Re: [css3-text] Comments on hyphenation

On 16 May 2011, at 16:28, Brad Kemper wrote:

> 
> On May 16, 2011, at 5:56 AM, Robert O'Callahan wrote:
> 
>> I'm not too excited about implementing hyphenate-resource. It seems unlikely to me that a significant number of Web developers will bother developing and deploying their own hyphenation dictionaries.
> 
> I think it would be very useful for authors to be able to include their own supplemental hyphenation dictionaries, containing words they use in their industry, brand names, product names, jargon, etc. that wouldn't be in any built-in resource or algorithm. Is that what we are talking about here?

I'd consider this an application for a hyphenation-exceptions list, which would be a different kind of resource from the main hyphenation patterns used by TeX- or libhyphen-style algorithms.

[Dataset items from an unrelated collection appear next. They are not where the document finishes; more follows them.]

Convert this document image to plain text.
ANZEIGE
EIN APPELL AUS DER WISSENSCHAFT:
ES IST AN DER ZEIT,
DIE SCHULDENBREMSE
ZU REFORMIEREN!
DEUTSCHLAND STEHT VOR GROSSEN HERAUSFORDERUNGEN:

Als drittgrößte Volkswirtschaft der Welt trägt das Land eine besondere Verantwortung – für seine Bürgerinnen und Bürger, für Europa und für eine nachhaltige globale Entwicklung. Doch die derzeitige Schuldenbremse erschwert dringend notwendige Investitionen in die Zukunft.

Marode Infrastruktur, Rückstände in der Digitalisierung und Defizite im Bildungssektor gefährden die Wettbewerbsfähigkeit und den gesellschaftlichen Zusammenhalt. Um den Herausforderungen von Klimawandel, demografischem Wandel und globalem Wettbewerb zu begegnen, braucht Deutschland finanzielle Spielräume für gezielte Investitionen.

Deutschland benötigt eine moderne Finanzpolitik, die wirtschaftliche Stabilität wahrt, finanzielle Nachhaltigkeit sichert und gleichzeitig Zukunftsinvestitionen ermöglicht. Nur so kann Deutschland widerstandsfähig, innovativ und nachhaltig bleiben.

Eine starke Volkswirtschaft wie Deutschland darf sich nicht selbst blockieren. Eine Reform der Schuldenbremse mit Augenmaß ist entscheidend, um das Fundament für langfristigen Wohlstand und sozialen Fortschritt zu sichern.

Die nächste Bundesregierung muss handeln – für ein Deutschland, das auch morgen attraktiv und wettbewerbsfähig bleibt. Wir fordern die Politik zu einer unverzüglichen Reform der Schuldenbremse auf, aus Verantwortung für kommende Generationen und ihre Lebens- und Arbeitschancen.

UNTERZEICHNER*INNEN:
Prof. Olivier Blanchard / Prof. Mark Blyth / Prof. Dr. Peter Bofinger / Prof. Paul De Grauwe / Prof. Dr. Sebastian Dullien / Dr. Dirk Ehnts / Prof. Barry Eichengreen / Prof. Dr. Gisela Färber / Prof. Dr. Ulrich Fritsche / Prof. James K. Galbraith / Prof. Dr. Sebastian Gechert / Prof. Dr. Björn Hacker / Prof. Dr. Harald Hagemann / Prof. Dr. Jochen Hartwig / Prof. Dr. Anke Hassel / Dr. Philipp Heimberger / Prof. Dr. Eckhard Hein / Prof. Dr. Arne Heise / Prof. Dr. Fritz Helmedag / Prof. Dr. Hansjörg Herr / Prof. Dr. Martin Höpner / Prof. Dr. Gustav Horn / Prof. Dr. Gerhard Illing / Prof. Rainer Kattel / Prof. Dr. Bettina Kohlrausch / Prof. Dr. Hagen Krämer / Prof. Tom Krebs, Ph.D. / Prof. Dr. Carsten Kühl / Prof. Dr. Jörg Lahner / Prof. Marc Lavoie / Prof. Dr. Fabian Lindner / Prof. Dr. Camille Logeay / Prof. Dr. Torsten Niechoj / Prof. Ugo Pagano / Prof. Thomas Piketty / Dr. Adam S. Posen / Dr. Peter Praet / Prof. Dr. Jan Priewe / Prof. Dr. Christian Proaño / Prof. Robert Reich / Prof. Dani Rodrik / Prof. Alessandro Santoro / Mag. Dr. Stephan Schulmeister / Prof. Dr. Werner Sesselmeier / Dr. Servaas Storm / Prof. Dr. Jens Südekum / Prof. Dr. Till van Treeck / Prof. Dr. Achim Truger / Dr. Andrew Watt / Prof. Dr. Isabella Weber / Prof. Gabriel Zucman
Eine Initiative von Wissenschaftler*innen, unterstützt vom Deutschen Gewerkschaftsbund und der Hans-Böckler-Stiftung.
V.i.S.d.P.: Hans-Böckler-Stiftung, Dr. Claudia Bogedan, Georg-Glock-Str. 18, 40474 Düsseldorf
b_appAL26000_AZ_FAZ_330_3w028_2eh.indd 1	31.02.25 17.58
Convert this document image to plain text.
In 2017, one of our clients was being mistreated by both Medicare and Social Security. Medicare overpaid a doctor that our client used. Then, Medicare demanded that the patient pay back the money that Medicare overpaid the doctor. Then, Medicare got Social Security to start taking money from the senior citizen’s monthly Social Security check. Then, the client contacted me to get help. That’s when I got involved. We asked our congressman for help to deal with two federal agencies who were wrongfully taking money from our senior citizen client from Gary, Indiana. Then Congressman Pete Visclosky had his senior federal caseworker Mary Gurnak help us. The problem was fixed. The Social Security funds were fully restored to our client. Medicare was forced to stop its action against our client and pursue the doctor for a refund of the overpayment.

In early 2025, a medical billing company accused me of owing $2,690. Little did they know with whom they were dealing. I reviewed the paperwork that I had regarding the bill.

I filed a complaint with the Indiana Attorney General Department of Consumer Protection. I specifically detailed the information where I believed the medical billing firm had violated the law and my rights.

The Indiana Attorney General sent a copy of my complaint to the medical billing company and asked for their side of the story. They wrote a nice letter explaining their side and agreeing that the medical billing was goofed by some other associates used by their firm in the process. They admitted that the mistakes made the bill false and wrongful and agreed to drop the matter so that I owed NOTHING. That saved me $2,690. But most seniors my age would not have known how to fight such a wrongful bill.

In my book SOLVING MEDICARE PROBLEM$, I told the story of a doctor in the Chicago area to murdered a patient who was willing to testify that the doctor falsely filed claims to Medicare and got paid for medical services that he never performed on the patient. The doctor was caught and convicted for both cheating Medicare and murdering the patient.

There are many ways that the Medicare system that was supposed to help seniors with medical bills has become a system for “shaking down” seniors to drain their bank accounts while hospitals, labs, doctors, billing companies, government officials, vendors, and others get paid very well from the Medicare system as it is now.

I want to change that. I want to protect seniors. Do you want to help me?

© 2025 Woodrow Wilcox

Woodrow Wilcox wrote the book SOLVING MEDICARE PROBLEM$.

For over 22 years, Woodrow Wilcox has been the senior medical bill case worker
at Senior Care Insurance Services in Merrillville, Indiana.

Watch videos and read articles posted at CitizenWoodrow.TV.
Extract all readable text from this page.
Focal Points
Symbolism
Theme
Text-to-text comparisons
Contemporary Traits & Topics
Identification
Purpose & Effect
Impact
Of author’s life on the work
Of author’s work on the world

I don't think it's practical to combine author-provided TeX-style hyphenation patterns "on the fly" with the browser's built-in patterns, nor is it realistic to expect authors to know how to specify such patterns and understand their interaction with the standard ones. An "exceptions list" that overrides the built-in hyphenation for specific words only is simple, understandable, and adequate for this need.

(Note that in many cases, brand names, product names, jargon, etc., will be hyphenated satisfactorily by the standard resources, as these are *not* simple word lists but rather collections of "patterns" derived from the syllable structures and spelling rules of the language. So as long as names, jargon, etc., conform to the typical word patterns of the language - which they usually do, otherwise people find them to be unpronounceable! - the hyphenation rules usually work quite well even on newly-coined words.)

For more background, see Appendix H of The TeXbook[1], and Frank Liang's thesis[2] on the topic.

JK

[1] Donald E. Knuth. _The TeXbook_ (Reading, Massachusetts: Addison-Wesley, 1984), x+483pp. ISBN 0-201-13448-9. Also published as _Computers & Typesetting, Volume A: The TeXbook_ (Reading, Massachusetts: Addison-Wesley, 1984). ISBN 0-201-13447-0.